The wedding venue was an old timey garden house that had been nicely renovated. It was long and had low ceilings. The renovations had included adding a kitchen, several power receptacles, and wainscoting. When I arrived at the venue, the wedding planner fluttered around and was taking care of 10 things at once. She found me and said, “Oh, you, you’ll wait in here until it’s time,” pointing to the utility closet just next to the DJ booth. “You’ll need to get in there a half hour before they arrive in case someone from the wedding party gets here early,” she continued. “Ok,” I said.
$500 was a fair price for this kind of thing. Wedding vendors get away with charging a little more for their services likely because they often have to bend over backwards to make things happen a “certain” way on wedding day. With lots of moving parts that can break down, the inflated cost is a “willingness” fee, if anything. For me on this occasion, the $200 extra I charged for weddings included the willingness to wait in a tiny closet for a half hour to guarantee the surprise.
“Presenting Mr. and Mrs. So & So,” the DJ announced. That was my cue. I opened the closet door, swept down to the floor to grab the quarter inch instrument cable, plugged in, and slid over the microphone stand in the top corner of the parquet dance floor. Holly and her new husband embraced each other for the first dance and I started playing the acoustic guitar. Holly saw me and lost her shit—tears fell as her jaw dropped to the floor. Then, she open mouth kissed her new husband with a gratitude and sensuousness seldom seen. As they danced and turned, the husband eventually made eye contact with me.
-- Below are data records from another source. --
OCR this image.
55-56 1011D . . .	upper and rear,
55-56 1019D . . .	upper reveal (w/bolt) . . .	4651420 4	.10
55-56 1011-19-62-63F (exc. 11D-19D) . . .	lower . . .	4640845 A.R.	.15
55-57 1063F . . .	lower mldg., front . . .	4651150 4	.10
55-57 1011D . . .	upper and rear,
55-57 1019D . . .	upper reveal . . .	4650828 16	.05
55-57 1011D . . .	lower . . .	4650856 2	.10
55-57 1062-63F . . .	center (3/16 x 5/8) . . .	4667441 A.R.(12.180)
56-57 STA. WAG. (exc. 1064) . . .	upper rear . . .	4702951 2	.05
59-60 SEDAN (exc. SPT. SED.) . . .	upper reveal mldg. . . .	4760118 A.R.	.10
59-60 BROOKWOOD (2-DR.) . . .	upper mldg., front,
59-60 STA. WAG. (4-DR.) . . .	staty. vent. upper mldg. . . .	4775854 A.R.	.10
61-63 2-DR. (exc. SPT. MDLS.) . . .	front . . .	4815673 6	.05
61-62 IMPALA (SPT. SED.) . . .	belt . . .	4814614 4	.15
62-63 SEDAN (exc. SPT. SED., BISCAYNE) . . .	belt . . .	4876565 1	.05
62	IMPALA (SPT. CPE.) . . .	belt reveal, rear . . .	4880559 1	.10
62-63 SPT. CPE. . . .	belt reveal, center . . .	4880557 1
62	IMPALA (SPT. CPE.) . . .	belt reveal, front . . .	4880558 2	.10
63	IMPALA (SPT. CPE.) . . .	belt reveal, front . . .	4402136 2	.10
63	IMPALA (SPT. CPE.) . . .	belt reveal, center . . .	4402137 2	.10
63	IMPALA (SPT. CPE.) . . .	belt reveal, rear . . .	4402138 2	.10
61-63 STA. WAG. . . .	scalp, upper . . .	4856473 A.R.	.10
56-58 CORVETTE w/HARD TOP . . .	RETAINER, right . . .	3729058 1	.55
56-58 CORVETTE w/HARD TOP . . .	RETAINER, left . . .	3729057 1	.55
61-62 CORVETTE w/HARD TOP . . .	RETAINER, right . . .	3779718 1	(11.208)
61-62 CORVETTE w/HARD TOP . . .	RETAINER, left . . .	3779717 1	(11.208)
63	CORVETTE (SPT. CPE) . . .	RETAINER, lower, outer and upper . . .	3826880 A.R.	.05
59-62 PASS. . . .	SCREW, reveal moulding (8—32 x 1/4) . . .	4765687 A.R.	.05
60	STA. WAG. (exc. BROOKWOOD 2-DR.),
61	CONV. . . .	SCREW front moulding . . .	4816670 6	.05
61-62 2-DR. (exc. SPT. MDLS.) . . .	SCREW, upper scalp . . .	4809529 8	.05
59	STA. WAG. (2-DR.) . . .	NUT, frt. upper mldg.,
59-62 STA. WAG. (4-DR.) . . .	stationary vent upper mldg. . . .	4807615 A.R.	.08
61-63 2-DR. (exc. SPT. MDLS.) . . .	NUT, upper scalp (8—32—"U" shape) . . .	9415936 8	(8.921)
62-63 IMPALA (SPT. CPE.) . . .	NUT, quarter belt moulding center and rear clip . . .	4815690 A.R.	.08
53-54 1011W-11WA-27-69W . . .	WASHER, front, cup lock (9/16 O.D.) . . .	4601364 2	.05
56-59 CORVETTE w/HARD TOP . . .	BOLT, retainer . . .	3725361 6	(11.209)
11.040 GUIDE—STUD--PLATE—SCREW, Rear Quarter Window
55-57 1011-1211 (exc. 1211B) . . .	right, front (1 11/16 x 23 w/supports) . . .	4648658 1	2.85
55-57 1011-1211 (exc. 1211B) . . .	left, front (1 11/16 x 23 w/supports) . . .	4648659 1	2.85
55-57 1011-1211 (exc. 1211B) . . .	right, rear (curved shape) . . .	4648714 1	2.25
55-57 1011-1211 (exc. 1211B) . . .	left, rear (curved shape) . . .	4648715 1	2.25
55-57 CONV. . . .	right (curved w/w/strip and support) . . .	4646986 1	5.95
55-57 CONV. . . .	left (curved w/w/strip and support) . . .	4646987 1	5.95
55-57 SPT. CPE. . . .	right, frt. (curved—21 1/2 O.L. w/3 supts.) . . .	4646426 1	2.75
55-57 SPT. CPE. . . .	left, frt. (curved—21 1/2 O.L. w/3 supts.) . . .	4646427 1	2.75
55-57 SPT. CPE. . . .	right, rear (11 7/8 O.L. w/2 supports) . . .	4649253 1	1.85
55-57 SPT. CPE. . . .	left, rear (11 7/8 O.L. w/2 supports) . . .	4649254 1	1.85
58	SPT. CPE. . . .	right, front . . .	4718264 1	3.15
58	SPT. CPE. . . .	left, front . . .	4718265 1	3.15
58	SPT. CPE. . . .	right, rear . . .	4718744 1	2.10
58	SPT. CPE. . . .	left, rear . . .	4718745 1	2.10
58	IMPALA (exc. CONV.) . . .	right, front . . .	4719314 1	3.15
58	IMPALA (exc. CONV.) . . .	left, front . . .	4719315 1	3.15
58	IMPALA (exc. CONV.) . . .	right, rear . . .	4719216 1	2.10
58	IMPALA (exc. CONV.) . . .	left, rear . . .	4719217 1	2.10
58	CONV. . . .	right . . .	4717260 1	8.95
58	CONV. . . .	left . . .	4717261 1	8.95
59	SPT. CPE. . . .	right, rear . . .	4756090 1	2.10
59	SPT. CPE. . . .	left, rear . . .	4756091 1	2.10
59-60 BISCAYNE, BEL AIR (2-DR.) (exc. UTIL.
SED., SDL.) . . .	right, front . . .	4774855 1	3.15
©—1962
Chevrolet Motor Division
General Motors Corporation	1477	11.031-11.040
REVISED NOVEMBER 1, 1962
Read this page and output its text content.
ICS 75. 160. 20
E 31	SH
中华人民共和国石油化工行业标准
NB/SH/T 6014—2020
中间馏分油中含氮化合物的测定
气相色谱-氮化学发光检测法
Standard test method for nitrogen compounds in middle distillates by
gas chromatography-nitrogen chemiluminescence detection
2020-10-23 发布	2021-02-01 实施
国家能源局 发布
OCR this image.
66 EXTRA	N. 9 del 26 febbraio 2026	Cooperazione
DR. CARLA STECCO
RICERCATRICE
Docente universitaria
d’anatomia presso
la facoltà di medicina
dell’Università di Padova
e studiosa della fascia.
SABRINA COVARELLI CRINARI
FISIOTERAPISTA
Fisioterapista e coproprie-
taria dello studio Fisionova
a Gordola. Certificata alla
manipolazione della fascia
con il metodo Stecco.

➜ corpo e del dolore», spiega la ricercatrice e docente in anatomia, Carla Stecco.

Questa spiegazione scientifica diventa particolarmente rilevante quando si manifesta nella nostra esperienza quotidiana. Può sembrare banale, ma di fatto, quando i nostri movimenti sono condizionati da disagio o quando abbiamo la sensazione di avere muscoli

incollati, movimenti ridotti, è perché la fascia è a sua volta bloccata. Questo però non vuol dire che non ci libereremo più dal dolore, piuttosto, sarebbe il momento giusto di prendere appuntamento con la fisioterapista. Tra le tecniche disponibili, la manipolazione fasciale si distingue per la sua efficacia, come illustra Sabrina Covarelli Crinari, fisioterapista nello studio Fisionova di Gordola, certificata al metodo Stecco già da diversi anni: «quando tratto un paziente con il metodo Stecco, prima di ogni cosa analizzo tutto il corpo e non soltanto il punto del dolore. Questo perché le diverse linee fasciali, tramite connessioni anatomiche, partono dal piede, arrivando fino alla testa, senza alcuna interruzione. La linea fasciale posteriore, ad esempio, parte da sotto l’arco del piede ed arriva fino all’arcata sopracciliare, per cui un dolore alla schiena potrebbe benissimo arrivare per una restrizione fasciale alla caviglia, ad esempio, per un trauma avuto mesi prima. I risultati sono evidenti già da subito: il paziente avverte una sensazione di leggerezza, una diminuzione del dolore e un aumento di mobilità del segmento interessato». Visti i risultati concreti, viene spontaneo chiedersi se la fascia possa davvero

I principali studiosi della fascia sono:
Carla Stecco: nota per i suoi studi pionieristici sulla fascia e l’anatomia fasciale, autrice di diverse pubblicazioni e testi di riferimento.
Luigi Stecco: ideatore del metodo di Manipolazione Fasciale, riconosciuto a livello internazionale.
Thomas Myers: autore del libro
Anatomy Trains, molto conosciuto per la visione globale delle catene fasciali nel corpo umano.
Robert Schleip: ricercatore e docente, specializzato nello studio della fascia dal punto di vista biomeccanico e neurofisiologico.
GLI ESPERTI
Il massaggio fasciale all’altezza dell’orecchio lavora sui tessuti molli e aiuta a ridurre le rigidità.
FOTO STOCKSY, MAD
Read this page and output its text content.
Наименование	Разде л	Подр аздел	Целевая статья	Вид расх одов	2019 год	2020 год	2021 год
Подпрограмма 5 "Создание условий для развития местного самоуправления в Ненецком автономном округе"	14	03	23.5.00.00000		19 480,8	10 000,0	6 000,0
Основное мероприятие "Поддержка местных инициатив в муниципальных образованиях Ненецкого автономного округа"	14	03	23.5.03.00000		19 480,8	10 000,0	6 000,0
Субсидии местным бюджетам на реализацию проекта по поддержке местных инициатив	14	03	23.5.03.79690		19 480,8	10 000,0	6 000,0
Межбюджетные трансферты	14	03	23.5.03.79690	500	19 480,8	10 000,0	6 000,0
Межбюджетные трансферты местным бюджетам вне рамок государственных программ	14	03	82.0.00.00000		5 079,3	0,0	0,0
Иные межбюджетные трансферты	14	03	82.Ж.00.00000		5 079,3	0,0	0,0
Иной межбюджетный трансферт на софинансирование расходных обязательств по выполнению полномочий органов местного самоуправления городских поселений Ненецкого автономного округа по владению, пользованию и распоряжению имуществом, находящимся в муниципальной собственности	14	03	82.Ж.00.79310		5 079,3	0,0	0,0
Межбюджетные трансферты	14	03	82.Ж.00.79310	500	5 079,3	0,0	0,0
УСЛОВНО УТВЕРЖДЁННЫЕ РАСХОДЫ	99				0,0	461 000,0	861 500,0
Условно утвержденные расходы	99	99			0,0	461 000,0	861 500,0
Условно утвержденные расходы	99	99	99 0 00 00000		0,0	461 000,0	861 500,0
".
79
He gave me that “Dude, you’re the man!” point and wink that guys do from time to time nowadays.
I like to think that maybe they held each other a little tighter during that first dance than they would have if I hadn’t been there. Maybe when shit went south ten years or so from then, as it almost always does, this moment would be what kept them together.
After the dance and entrance festivities subsided, everyone settled in for a nice meal. I sat at a table on the periphery and was welcomed to stay as long as I liked. My policy was to hang out for a half-hour or so and then hit the road so I could get home at a reasonable hour. Sometimes these gigs were 300 miles away. As I finished my meal and gathered Red, the wedding planner pulled me aside and said, “You have an amazing voice! Have you ever thought about trying out for American Idol?” “Thank you. I’m glad I could be of service,” I said shaking her hand while walking to the exit. I wasn’t up for explaining to her that, while I didn’t look it, I was already five years too old for American Idol. And, believe it or not, making Holly's jaw drop on her wedding day meant more to me than winning a talent show ever could.